21. Part 2: Comparison Graphically displayed Cont.
Dollars
21,000
18,000
15,000
12,000
9,000
6,000
3, Point of indifference
Quantity
Machine A
Machine B
Red filled area is when neither machine should be purchased. The red area represents the quantity demanded between 0 and 600.
Pink filled area is when Machine A should be purchased. The pink area represents quantity demanded between 600 and 1667.
Green filled area is when Machine B should be purchased. The green area represents the quantities demanded of 1667 and above.

22. Exercise 1: Company ABC sell widgets for $30 a unit.
Their fixed cost is$100,000
Their variable cost is $10 per unit.
What is the break-even point using the basic algebraic approach?

23. Exercise 1: Answer (USP x Q) – (UVC x Q) – FC = OI
Revenues – Variable cost - Fixed cost = OI
(USP x Q) – (UVC x Q) – FC = OI
$30Q - $10Q – $100,00 = $ 0.00
$20Q = $100,000
Q = 5,000
Company ABC will break even when they sell 5000 units of their widgets.

24. Exercise 2:
Company DEF has a choice of two machines to purchase. They both make the same product which sells for $10.
Machine A has FC of $5,000 and a per unit cost of $5.
Machine B has FC of $15,000 and a per unit cost of $1.
Under what conditions would you select Machine A?

25. Exercise 2: Answer Step 1: Break-even analysis on both options.
Machine A:
v = $5,000
$10 - $5
= 1000 units
Machine B:
v = $15,000
$10 - $1
= 1667 units
If answer is not a whole number then round to the nearest dollar.

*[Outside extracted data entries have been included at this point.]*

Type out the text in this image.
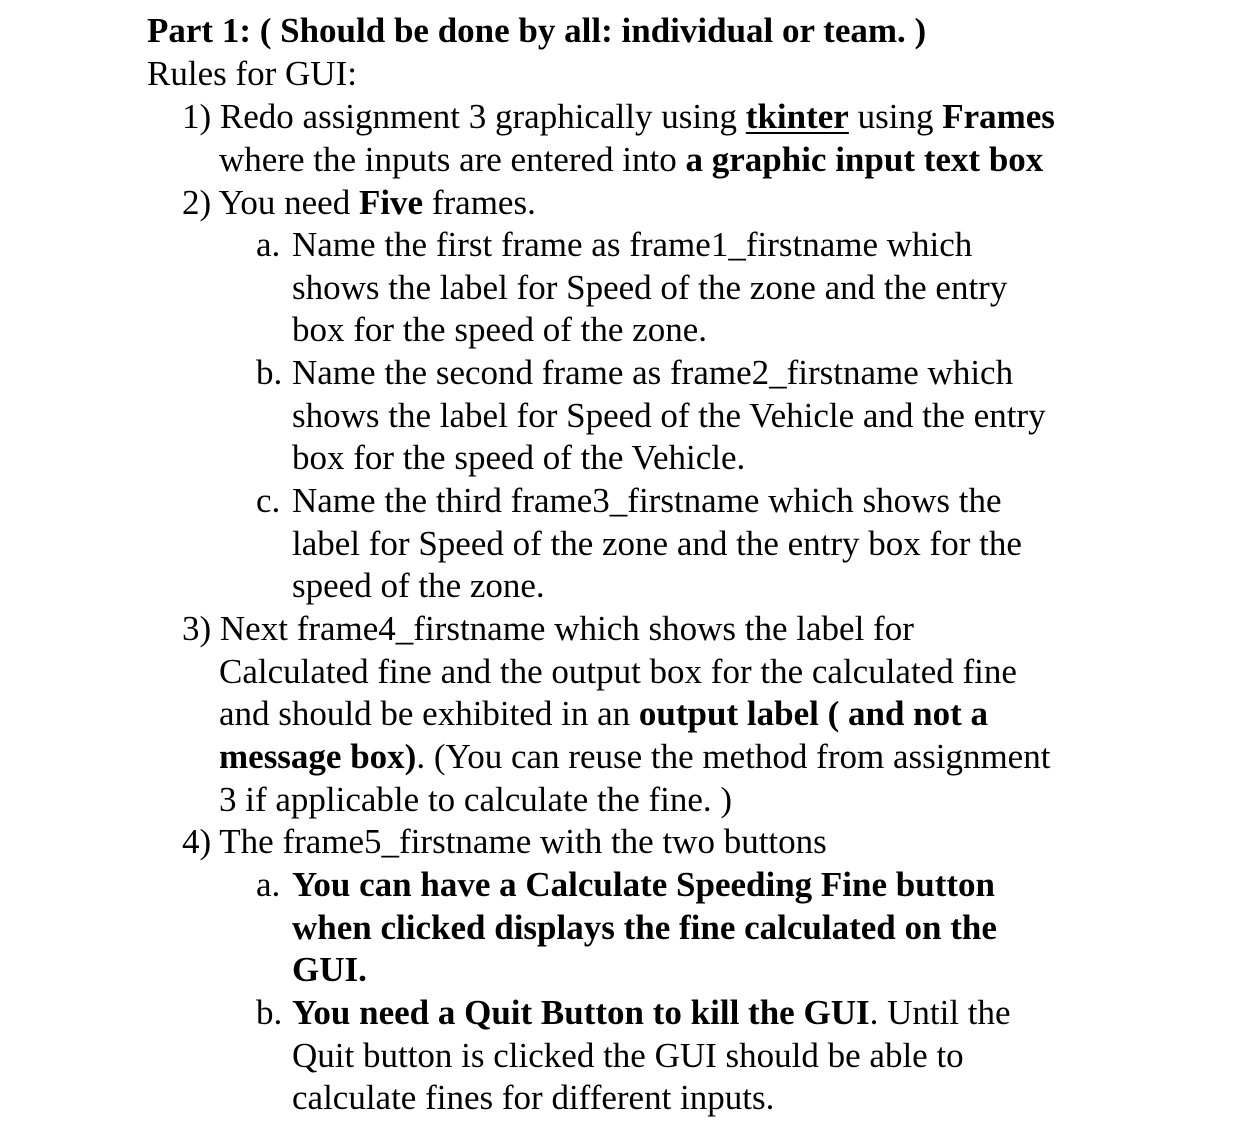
Part 1: ( Should be done by all: individual or team. )
Rules for GUI:
1) Redo assignment 3 graphically using tkinter using Frames
where the inputs are entered into a graphic input text box
2) You need Five frames.
a. Name the first frame as frame1_firstname which
shows the label for Speed of the zone and the entry
box for the speed of the zone.
b. Name the second frame as frame2_firstname which
shows the label for Speed of the Vehicle and the entry
box for the speed of the Vehicle.
c. Name the third frame3_firstname which shows the
label for Speed of the zone and the entry box for the
speed of the zone.
3) Next frame4_firstname which shows the label for
Calculated fine and the output box for the calculated fine
and should be exhibited in an output label ( and not a
message box). (You can reuse the method from assignment
3 if applicable to calculate the fine. )
4) The frame5_firstname with the two buttons
a. You can have a Calculate Speeding Fine button
when clicked displays the fine calculated on the
GUI.
b. You need a Quit Button to kill the GUI. Until the
Quit button is clicked the GUI should be able to
calculate fines for different inputs.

26. Exercise 2: Answer Cont. Machine A = Machine B FC + VC = FC + VC
$5,000 + $5 Q = $15,000 + $1Q
$4Q = $10,000
Q = 2500
Machine A should be purchased if expected demand is between 1000 and 2500 units per year.

27. Summary:
Break-even analysis can be an effective tool in determining the cost effectiveness of a product.
Required quantities to avoid loss.
Use as a comparison tool for making a decision.

28. Bibliography:
Russel, Roberta S., and Bernard W. Taylor III. Operations Management. Upper Saddle River, NJ: Pentice-Hall, 2000.
Horngren, Charles T., George Foster, and Srikant M. Datar. Cost Account. 10th ed. Upper Saddle River, NJ: Pentice-Hall, 2000.